Dal racconto della donna all’epoca minorenne, si è appreso che la ragazza era stata reclutata nel paese di origine con la falsa promessa di una occupazione lavorativa da svolgere in Italia presso la sorella della donna che l’aveva contattata: dopo essere stata sottoposta al rito esoterico ju-ju, con il quale si era impegnata a ripagare il debito di ingaggio contratto, pari a circa 20mila euro, aveva lasciato la Nigeria e, attraverso la Libia, era giunta in Italia nel mese di luglio 2016. Arrivata sul territorio nazionale la minore era stata contattata dalla ”madame” che l’attendeva in Italia: la donna le aveva preannunciato che avrebbe provveduto a prelevarla dal centro di accoglienza dove era stata collocata per avviarla alla prostituzione su strada per saldare il debito d’ingaggio contratto. Le indagini, condotte dai poliziotti della Squadra Mobile di Catania, hanno permesso di identificare la donna e di appurare che quello della minore non era un caso isolato. Aveva reclutato infatti altre connazionali già “messe a reddito” nel settore della prostituzione su strada e aveva il controllo di numerose “postazioni” nel casertano che concedeva a connazionali in cambio di un corrispettivo mensile in denaro pari a circa 100 euro: postazione che veniva chiamata ”Ugbo” ovvero ”il terreno” ad indicare proprio i pochi metri di strada assegnati.

L’indagine ha consentito, inoltre, di identificare gli altri indagati, alcuni dei quali legati alla donna da rapporti di parentela o affinità, come il fratello e la moglie di quest’ultimo che risultavano svolgere la stessa attività nel settore della tratta di esseri umani e con essa in costante contatto anche per commentare l’andamento dei reciproci affari. Di particolare interesse investigativo risultavano i commenti degli indagati in merito agli effetti dell’editto dell’ Oba di Edo State Ewuare II proclamato prima dell’inizio delle indagini: con l’editto, infatti, l’Oba aveva ”annullato” gli effetti dei riti Ju-Ju celebrati per vincolare le vittime all’ubbidienza nei confronti delle proprie madame e ciò metteva evidentemente a rischio il potere di coercizione esercitato per costringere le giovani all’osservanza. Alcuni degli indagati, preoccupati delle possibili ripercussioni dell’editto sull’andamento dei loro affari, proponevano loro interpretazioni affermando che l’editto, al pari della legge, non potesse avere effetto retroattivo e non potesse applicarsi alle vittime già sottoposte a sfruttamento in Europa e già sottoposte in precedenza al rito Ju-Ju.
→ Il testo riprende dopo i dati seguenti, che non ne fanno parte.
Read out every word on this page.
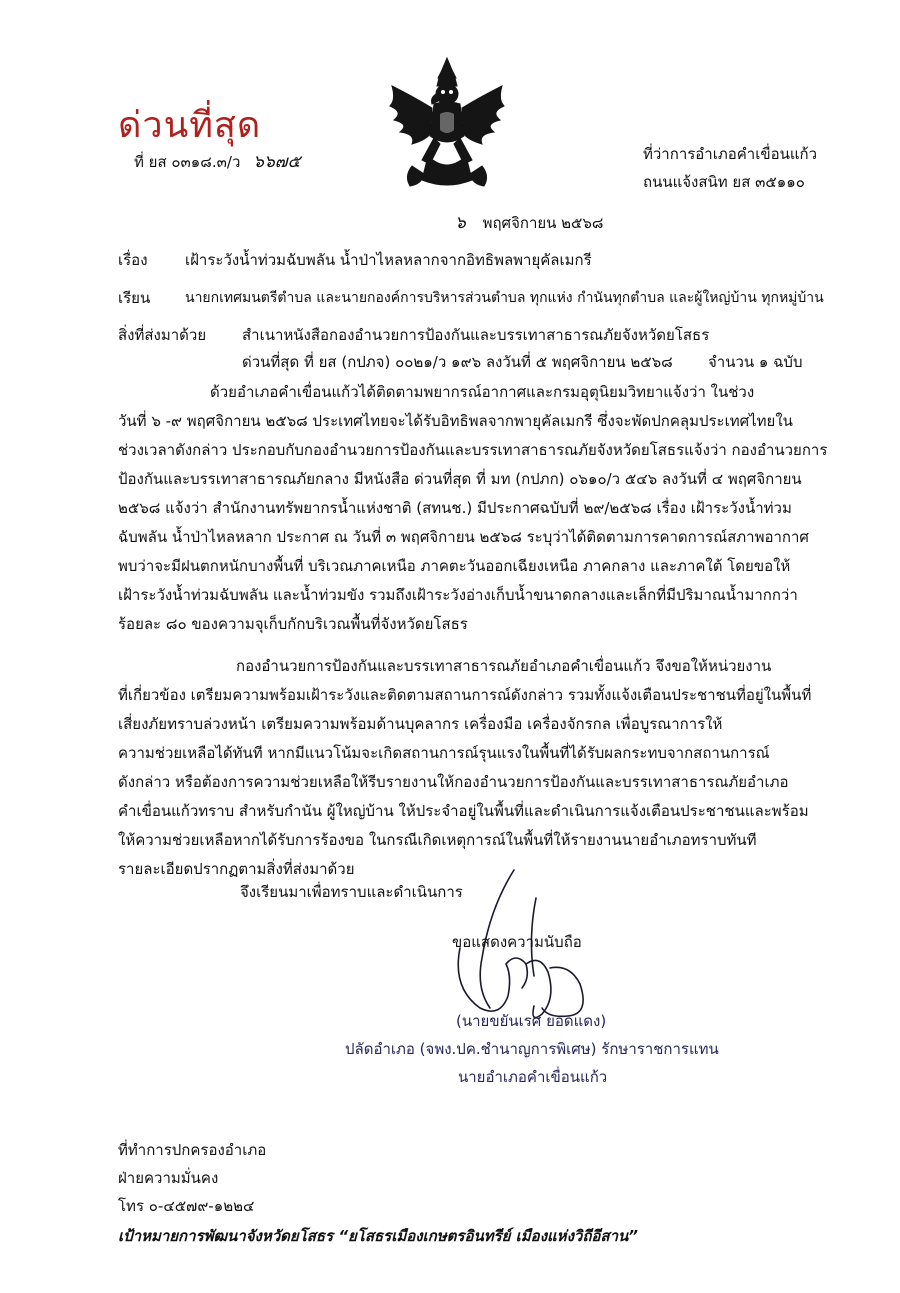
ด่วนที่สุด
ที่ ยส ๐๓๑๘.๓/ว ๖๖๗๕	ที่ว่าการอำเภอคำเขื่อนแก้ว
ถนนแจ้งสนิท ยส ๓๕๑๑๐
๖ พฤศจิกายน ๒๕๖๘
เรื่อง เฝ้าระวังน้ำท่วมฉับพลัน น้ำป่าไหลหลากจากอิทธิพลพายุคัลเมกรี
เรียน นายกเทศมนตรีตำบล และนายกองค์การบริหารส่วนตำบล ทุกแห่ง กำนันทุกตำบล และผู้ใหญ่บ้าน ทุกหมู่บ้าน
สิ่งที่ส่งมาด้วย สำเนาหนังสือกองอำนวยการป้องกันและบรรเทาสาธารณภัยจังหวัดยโสธร
ด่วนที่สุด ที่ ยส (กปภจ) ๐๐๒๑/ว ๑๙๖ ลงวันที่ ๕ พฤศจิกายน ๒๕๖๘ จำนวน ๑ ฉบับ
ด้วยอำเภอคำเขื่อนแก้วได้ติดตามพยากรณ์อากาศและกรมอุตุนิยมวิทยาแจ้งว่า ในช่วง
วันที่ ๖ -๙ พฤศจิกายน ๒๕๖๘ ประเทศไทยจะได้รับอิทธิพลจากพายุคัลเมกรี ซึ่งจะพัดปกคลุมประเทศไทยใน
ช่วงเวลาดังกล่าว ประกอบกับกองอำนวยการป้องกันและบรรเทาสาธารณภัยจังหวัดยโสธรแจ้งว่า กองอำนวยการ
ป้องกันและบรรเทาสาธารณภัยกลาง มีหนังสือ ด่วนที่สุด ที่ มท (กปภก) ๐๖๑๐/ว ๕๔๖ ลงวันที่ ๔ พฤศจิกายน
๒๕๖๘ แจ้งว่า สำนักงานทรัพยากรน้ำแห่งชาติ (สทนช.) มีประกาศฉบับที่ ๒๙/๒๕๖๘ เรื่อง เฝ้าระวังน้ำท่วม
ฉับพลัน น้ำป่าไหลหลาก ประกาศ ณ วันที่ ๓ พฤศจิกายน ๒๕๖๘ ระบุว่าได้ติดตามการคาดการณ์สภาพอากาศ
พบว่าจะมีฝนตกหนักบางพื้นที่ บริเวณภาคเหนือ ภาคตะวันออกเฉียงเหนือ ภาคกลาง และภาคใต้ โดยขอให้
เฝ้าระวังน้ำท่วมฉับพลัน และน้ำท่วมขัง รวมถึงเฝ้าระวังอ่างเก็บน้ำขนาดกลางและเล็กที่มีปริมาณน้ำมากกว่า
ร้อยละ ๘๐ ของความจุเก็บกักบริเวณพื้นที่จังหวัดยโสธร
กองอำนวยการป้องกันและบรรเทาสาธารณภัยอำเภอคำเขื่อนแก้ว จึงขอให้หน่วยงาน
ที่เกี่ยวข้อง เตรียมความพร้อมเฝ้าระวังและติดตามสถานการณ์ดังกล่าว รวมทั้งแจ้งเตือนประชาชนที่อยู่ในพื้นที่
เสี่ยงภัยทราบล่วงหน้า เตรียมความพร้อมด้านบุคลากร เครื่องมือ เครื่องจักรกล เพื่อบูรณาการให้
ความช่วยเหลือได้ทันที หากมีแนวโน้มจะเกิดสถานการณ์รุนแรงในพื้นที่ได้รับผลกระทบจากสถานการณ์
ดังกล่าว หรือต้องการความช่วยเหลือให้รีบรายงานให้กองอำนวยการป้องกันและบรรเทาสาธารณภัยอำเภอ
คำเขื่อนแก้วทราบ สำหรับกำนัน ผู้ใหญ่บ้าน ให้ประจำอยู่ในพื้นที่และดำเนินการแจ้งเตือนประชาชนและพร้อม
ให้ความช่วยเหลือหากได้รับการร้องขอ ในกรณีเกิดเหตุการณ์ในพื้นที่ให้รายงานนายอำเภอทราบทันที
รายละเอียดปรากฏตามสิ่งที่ส่งมาด้วย
จึงเรียนมาเพื่อทราบและดำเนินการ
ขอแสดงความนับถือ
(นายขยันเรศ ยอดแดง)
ปลัดอำเภอ (จพง.ปค.ชำนาญการพิเศษ) รักษาราชการแทน
นายอำเภอคำเขื่อนแก้ว
ที่ทำการปกครองอำเภอ
ฝ่ายความมั่นคง
โทร ๐-๔๕๗๙-๑๒๒๔
เป้าหมายการพัฒนาจังหวัดยโสธร “ยโสธรเมืองเกษตรอินทรีย์ เมืองแห่งวิถีอีสาน”
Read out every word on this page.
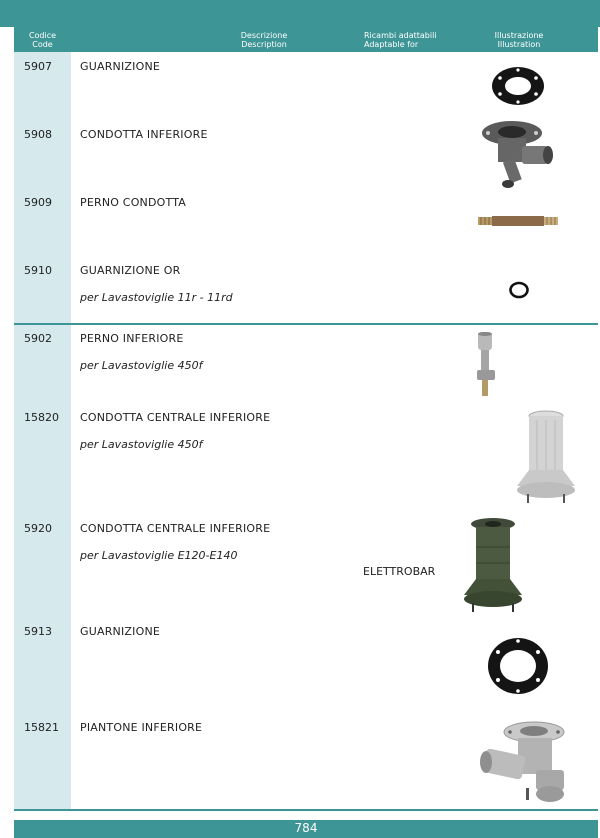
Codice
Code
Descrizione
Description
Ricambi adattabili
Adaptable for
Illustrazione
Illustration
5907	GUARNIZIONE
5908	CONDOTTA INFERIORE
5909	PERNO CONDOTTA
5910	GUARNIZIONE OR
per Lavastoviglie 11r - 11rd
5902	PERNO INFERIORE
per Lavastoviglie 450f
15820 CONDOTTA CENTRALE INFERIORE
per Lavastoviglie 450f
5920	CONDOTTA CENTRALE INFERIORE
per Lavastoviglie E120-E140
ELETTROBAR
5913	GUARNIZIONE
15821 PIANTONE INFERIORE
784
Affermavano, inoltre, che l’editto potesse valere solo per i cittadini di Edo State e non già per tutti i cittadini nigeriani (”le regole di Oba devono essere interpretate per bene !!! perche’ Oba non ha mai parlato di annullare i debiti…e poi…costi quel che costi, io voglio che mi venga scontato il debito !!!…Oba non ha mai detto a nessuna ragazza che gia’ si trova qua (in Italia n.d.r.) di non pagare il proprio debito !!!…” infatti ! e poi…a me non importa di quello che dice Oba !!! tanto io non sono di Benin !!! ”). I quattro indagati, individuati nelle rispettive abitazioni dai poliziotti della Squadra Mobile di Catania, in collaborazione con i poliziotti della Squadra Mobile di Caserta, sono stati portati presso la casa circondariale di Caserta.